The small difference recorded between Q3 values and the S2 values in samples analyzed by the new unconventional method (non-extracted sample) and the standard method after solvent extraction, respectively, suggests that most of the “heavy end” fraction of petroleum likely produces a measurable response in the temperature range associated with stage 3, where Q2 is recorded, allowing for its separation. A minor or low fraction is inferred to produce a signal for the temperature where the maximum kerogen conversion to hydrocarbons occurs. However, these ranges could vary depending on the type of organic matter and maturity (currently under evaluation).

These results demonstrate that the newly designed tempera­ture program can be used to reproduce, with acceptable con­fidence, S2 values equivalent to those obtained with the standard method after solvent extraction. This new method also offers improved evaluation of the Tmax values, by removing any effect from hydrocarbons carried over to the S2 peak. This study shows the advantages of using the multi-heating program for unconventional shale oil plays compared with the standard pyrolysis method, and as an alternative method for characterizing bitumen-rich source rock samples with less cost and time.

Although this new method is recommended for mature source rocks, extra caution is required for immature source rock samples.
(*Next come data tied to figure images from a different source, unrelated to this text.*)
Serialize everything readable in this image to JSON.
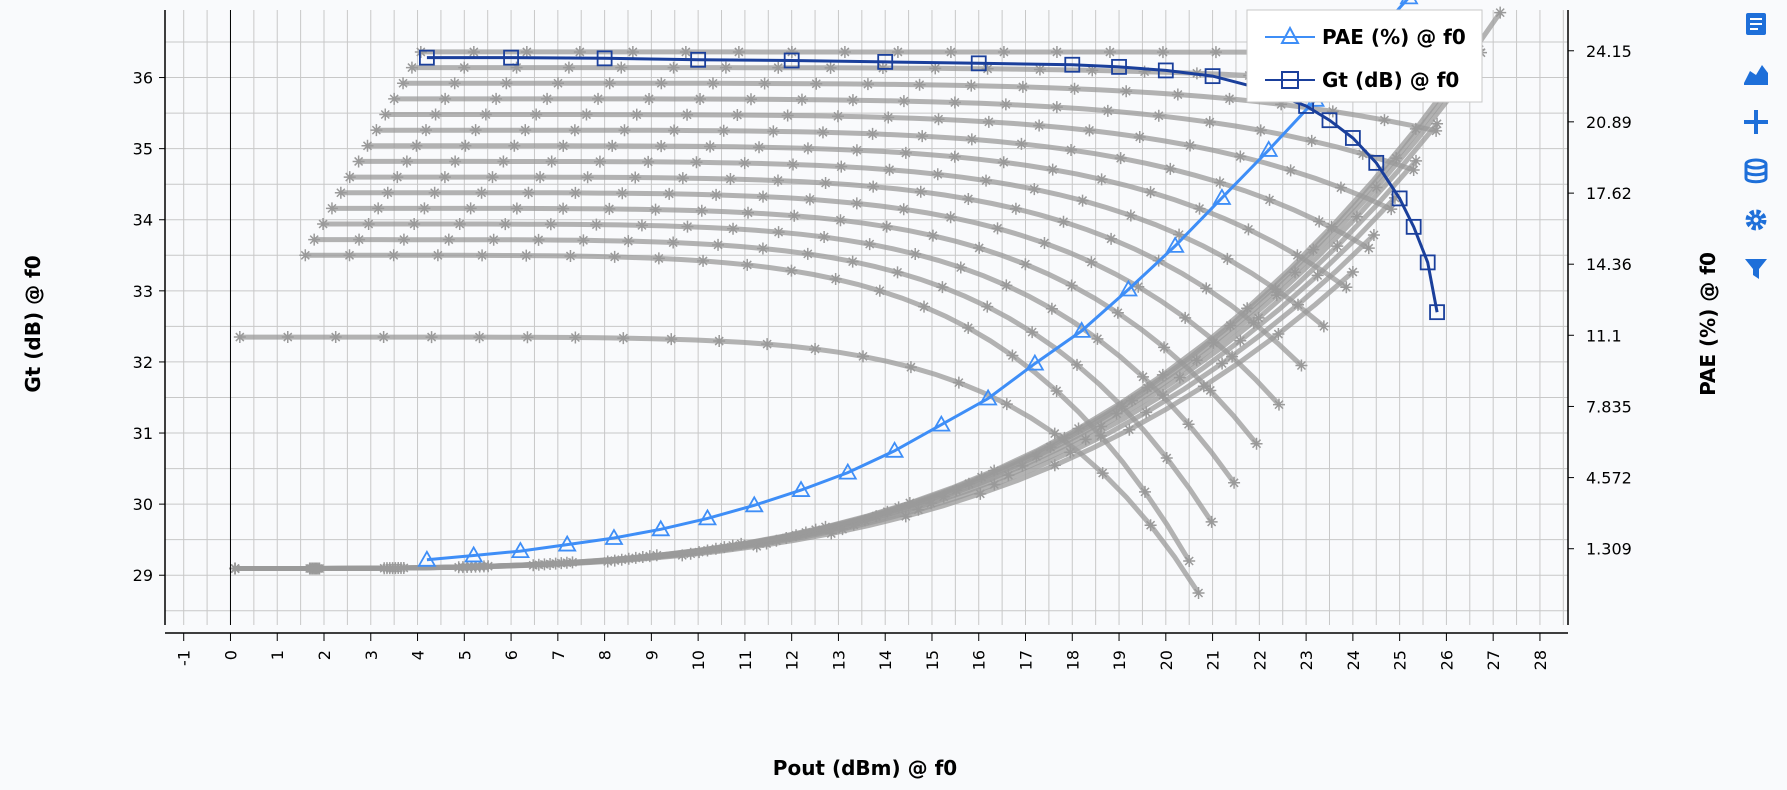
{
  "chart_data": {
    "type": "line",
    "xlabel": "Pout (dBm) @ f0",
    "ylabel_left": "Gt (dB) @ f0",
    "ylabel_right": "PAE (%) @ f0",
    "xlim": [
      -1.4,
      28.6
    ],
    "ylim_left": [
      28.3,
      36.95
    ],
    "ylim_right": [
      -2.19,
      26.02
    ],
    "x_ticks": [
      -1,
      0,
      1,
      2,
      3,
      4,
      5,
      6,
      7,
      8,
      9,
      10,
      11,
      12,
      13,
      14,
      15,
      16,
      17,
      18,
      19,
      20,
      21,
      22,
      23,
      24,
      25,
      26,
      27,
      28
    ],
    "y_left_ticks": [
      29,
      30,
      31,
      32,
      33,
      34,
      35,
      36
    ],
    "y_right_ticks": [
      "1.309",
      "4.572",
      "7.835",
      "11.1",
      "14.36",
      "17.62",
      "20.89",
      "24.15"
    ],
    "grid": true,
    "legend_position": "top-right",
    "colors": {
      "pae": "#3e8ef7",
      "gt": "#1a3f9b",
      "sweep": "#9a9a9a",
      "grid": "#c8c8c8"
    },
    "series": [
      {
        "name": "PAE (%) @ f0",
        "axis": "right",
        "marker": "triangle",
        "x": [
          4.2,
          5.2,
          6.2,
          7.2,
          8.2,
          9.2,
          10.2,
          11.2,
          12.2,
          13.2,
          14.2,
          15.2,
          16.2,
          17.2,
          18.2,
          19.2,
          20.2,
          21.2,
          22.2,
          23.2,
          24.2,
          25.2,
          25.8
        ],
        "y": [
          0.8,
          1.0,
          1.2,
          1.5,
          1.8,
          2.2,
          2.7,
          3.3,
          4.0,
          4.8,
          5.8,
          7.0,
          8.2,
          9.8,
          11.3,
          13.2,
          15.2,
          17.4,
          19.6,
          21.9,
          24.2,
          26.6,
          28.3
        ]
      },
      {
        "name": "Gt (dB) @ f0",
        "axis": "left",
        "marker": "square",
        "x": [
          4.2,
          6,
          8,
          10,
          12,
          14,
          16,
          18,
          19,
          20,
          21,
          22,
          23,
          23.5,
          24,
          24.5,
          25,
          25.3,
          25.6,
          25.8
        ],
        "y": [
          36.28,
          36.28,
          36.27,
          36.25,
          36.24,
          36.22,
          36.2,
          36.18,
          36.15,
          36.1,
          36.02,
          35.85,
          35.6,
          35.4,
          35.15,
          34.8,
          34.3,
          33.9,
          33.4,
          32.7
        ]
      }
    ]
  },
  "toolbar": {
    "buttons": [
      {
        "icon": "export-icon"
      },
      {
        "icon": "area-chart-icon"
      },
      {
        "icon": "add-marker-icon"
      },
      {
        "icon": "database-icon"
      },
      {
        "icon": "settings-gear-icon"
      },
      {
        "icon": "filter-icon"
      }
    ]
  }
}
It can be applied for multiple purposes, such as recognizing the propor­tions of different hydrocarbon fractions (light, medium and heaviest molecular weight), optimizing completion design for lateral wells, inferring migrated hydrocarbons and identifying compartmentalization zones in lateral wells and studies of unconventional play resources.

Editor’s note: Rock-Eval® is a registered trademark of IFP Energies nouvelles.